WAVY.com

Here’s why the CDC gave NC a ‘shout-out’ for a COVID testing-and-texting system

RALEIGH, N.C. (WNCN) — The Centers for Disease Control and Prevention gave North Carolina public health officials a public pat on the back for using text messages to tell people when they’ve tested positive for COVID-19.

“It means we’re doing a good job of both the action and the data capture,” said Erika Samoff, a disease surveillance manager for the North Carolina Department of Health and Human Services.

But does the shout-out to state officials carry the same weight if the numbers that went into the report are nearly a year old?

Two of the authors who helped put the report together and submit it to the CDC’s Morbidity and Mortality Weekly Report say it does, and that one of the reasons for the time lag was because it simply took a while to compile and interpret all those numbers.

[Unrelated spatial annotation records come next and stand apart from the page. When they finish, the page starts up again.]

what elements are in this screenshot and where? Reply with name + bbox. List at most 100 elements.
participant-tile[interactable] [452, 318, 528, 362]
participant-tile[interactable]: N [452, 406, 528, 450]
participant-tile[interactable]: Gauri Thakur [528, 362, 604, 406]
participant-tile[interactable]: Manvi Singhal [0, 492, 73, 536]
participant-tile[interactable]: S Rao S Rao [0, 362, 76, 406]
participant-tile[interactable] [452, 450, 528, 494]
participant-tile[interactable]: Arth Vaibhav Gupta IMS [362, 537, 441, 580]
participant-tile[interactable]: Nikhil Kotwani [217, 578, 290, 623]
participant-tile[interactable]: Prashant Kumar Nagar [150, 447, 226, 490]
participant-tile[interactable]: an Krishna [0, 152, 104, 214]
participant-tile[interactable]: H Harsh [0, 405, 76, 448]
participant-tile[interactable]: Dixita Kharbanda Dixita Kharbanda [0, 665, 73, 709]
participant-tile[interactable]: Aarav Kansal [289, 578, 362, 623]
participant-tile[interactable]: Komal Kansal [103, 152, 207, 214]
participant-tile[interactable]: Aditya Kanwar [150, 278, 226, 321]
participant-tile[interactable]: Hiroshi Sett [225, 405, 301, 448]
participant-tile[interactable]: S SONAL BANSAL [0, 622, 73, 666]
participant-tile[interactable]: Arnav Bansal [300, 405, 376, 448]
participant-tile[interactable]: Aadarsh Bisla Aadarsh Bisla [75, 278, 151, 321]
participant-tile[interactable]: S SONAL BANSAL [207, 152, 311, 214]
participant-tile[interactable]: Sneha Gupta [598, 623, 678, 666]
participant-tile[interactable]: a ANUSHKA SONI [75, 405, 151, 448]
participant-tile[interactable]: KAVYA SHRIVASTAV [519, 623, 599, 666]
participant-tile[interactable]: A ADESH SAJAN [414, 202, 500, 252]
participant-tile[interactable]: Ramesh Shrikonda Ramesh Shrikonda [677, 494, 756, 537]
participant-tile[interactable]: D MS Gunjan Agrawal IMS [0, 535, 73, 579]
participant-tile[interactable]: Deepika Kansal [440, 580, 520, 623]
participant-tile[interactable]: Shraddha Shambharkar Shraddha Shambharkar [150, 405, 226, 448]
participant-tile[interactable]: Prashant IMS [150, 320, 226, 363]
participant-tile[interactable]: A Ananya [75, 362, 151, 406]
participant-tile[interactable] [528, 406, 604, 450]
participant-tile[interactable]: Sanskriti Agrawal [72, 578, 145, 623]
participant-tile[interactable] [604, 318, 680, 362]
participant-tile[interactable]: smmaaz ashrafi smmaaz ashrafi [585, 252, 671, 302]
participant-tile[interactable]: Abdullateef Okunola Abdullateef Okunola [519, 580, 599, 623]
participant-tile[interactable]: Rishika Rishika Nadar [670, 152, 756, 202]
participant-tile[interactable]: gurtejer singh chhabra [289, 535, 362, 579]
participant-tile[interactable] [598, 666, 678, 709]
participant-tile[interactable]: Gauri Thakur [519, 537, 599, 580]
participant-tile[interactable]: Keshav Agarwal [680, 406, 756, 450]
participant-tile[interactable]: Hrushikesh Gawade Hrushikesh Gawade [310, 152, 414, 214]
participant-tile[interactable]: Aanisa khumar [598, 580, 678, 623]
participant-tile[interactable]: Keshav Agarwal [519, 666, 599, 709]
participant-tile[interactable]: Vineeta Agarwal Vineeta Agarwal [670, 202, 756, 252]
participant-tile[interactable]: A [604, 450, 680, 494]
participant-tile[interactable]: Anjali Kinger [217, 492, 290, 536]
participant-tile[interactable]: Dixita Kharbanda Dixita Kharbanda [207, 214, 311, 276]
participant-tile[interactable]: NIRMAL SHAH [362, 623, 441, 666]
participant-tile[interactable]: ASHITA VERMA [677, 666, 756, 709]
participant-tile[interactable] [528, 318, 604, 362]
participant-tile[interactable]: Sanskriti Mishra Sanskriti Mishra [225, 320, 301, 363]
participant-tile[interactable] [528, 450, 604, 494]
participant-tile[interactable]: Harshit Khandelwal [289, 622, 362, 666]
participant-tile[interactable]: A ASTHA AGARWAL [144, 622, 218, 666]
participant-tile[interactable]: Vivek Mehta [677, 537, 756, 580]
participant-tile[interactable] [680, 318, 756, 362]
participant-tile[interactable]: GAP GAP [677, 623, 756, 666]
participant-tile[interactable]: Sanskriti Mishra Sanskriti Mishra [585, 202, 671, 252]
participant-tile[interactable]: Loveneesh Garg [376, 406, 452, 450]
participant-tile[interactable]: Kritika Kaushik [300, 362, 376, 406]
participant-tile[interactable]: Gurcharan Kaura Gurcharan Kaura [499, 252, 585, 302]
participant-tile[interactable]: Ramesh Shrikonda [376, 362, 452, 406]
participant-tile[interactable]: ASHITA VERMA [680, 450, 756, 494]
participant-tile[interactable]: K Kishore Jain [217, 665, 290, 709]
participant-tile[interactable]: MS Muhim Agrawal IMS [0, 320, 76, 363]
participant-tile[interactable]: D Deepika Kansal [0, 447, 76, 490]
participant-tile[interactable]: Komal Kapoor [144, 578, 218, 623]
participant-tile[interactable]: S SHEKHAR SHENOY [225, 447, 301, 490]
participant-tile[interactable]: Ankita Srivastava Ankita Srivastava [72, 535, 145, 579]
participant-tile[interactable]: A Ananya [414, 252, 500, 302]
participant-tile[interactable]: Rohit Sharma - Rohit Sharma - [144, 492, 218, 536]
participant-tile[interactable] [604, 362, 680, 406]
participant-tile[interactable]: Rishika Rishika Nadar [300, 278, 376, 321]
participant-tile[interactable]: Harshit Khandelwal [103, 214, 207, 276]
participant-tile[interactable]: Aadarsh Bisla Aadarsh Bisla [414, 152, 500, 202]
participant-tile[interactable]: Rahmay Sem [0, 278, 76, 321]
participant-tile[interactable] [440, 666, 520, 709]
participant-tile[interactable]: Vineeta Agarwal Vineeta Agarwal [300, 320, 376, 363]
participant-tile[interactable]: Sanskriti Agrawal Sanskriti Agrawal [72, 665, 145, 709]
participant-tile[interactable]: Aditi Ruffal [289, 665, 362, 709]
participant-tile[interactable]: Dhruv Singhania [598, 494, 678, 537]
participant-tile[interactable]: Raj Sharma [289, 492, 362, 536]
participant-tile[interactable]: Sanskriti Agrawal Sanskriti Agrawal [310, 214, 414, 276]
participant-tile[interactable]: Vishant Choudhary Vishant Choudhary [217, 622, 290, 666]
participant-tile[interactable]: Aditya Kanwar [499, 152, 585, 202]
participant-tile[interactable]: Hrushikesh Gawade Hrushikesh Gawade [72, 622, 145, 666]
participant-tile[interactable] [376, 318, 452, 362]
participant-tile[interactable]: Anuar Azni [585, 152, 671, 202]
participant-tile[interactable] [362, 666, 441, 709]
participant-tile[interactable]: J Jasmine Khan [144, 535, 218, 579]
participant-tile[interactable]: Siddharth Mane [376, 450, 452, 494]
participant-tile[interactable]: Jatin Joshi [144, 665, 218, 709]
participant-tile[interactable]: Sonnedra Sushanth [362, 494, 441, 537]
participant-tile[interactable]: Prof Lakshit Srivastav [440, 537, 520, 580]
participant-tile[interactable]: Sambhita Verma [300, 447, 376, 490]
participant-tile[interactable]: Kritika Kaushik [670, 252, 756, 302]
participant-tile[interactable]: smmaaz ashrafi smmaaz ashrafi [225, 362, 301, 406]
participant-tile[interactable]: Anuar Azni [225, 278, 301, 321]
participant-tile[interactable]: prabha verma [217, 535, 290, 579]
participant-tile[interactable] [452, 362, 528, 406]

“The reason for the data coming from December was the process and the time that it took to do that careful analyzation of the data and send it off for many edits with the MMWR editors,” said Laura Farrell, the lead author and contact tracing program manager for North Carolina Department of Health and Human Services. “And that process simply took time.”

READ THE CDC REPORT HERE

The report broke down how many people who tested positive were notified of their result within 24 hours. For any testing-and-contact-tracing surveillance system, speed is key.

It says from Nov. 23, 2020, through Dec. 23, 2020, only 15 percent of patients with a positive test were notified. The state’s automated text messaging system was implemented on Christmas Eve, and that rate jumped to 56 percent in January.

But it raises another question — with so many other states using text-notification systems, why was North Carolina singled out?

Samoff says part of the reason was that our state simply had the staff availability to write the five-page contribution for the peer-reviewed publication.

North Carolina Department of Health and Human Services proposed the results to the CDC for submission, just as it did for a previous MMWR inclusion in July that broke down the state’s progress at vaccinating minorities.

And Samoff says the state also had “the linkage between our text data and our demographic data.

“We could look at who our texting reached — and who it didn’t — across the state,” she said. “And maybe that was the extra thing that was interesting to the MMWR.”

Those texts also were the first step in contact tracing — which has become exponentially more difficult as the pandemic drags on into its third year.

“It was easier when cases were fewer,” Samoff said. “How it’s evolved is that we brought more technological tools into the mix.”

Those text messages and emails come with a link or a phone number to a call center run by the Carolina Community Tracing Collaborative, which has hundreds of people who trace the contacts of people testing positive.

“So when somebody got a text, they got a number that said, ‘You can call this number for more information’ and then went to the state call center, which we operated,” said Wendy Sauce, director of the Carolina Community Tracing Collaborative.

Public health officials are concerned that those contact tracers might get even busier in the near future, with the state averaging nearly 2,000 new cases per day — its highest level in roughly a month — as fears mount about yet another winter surge.

But Samoff says the texting system has the agency and the state even better prepared.

“We’ve got it ahead of time. It’s got a lot more capacity … and it’s really running like a finely oiled machine now,” she said. “So I think in a lot of ways, including this technological contact tracing way, we’re better prepared to manage this surge.”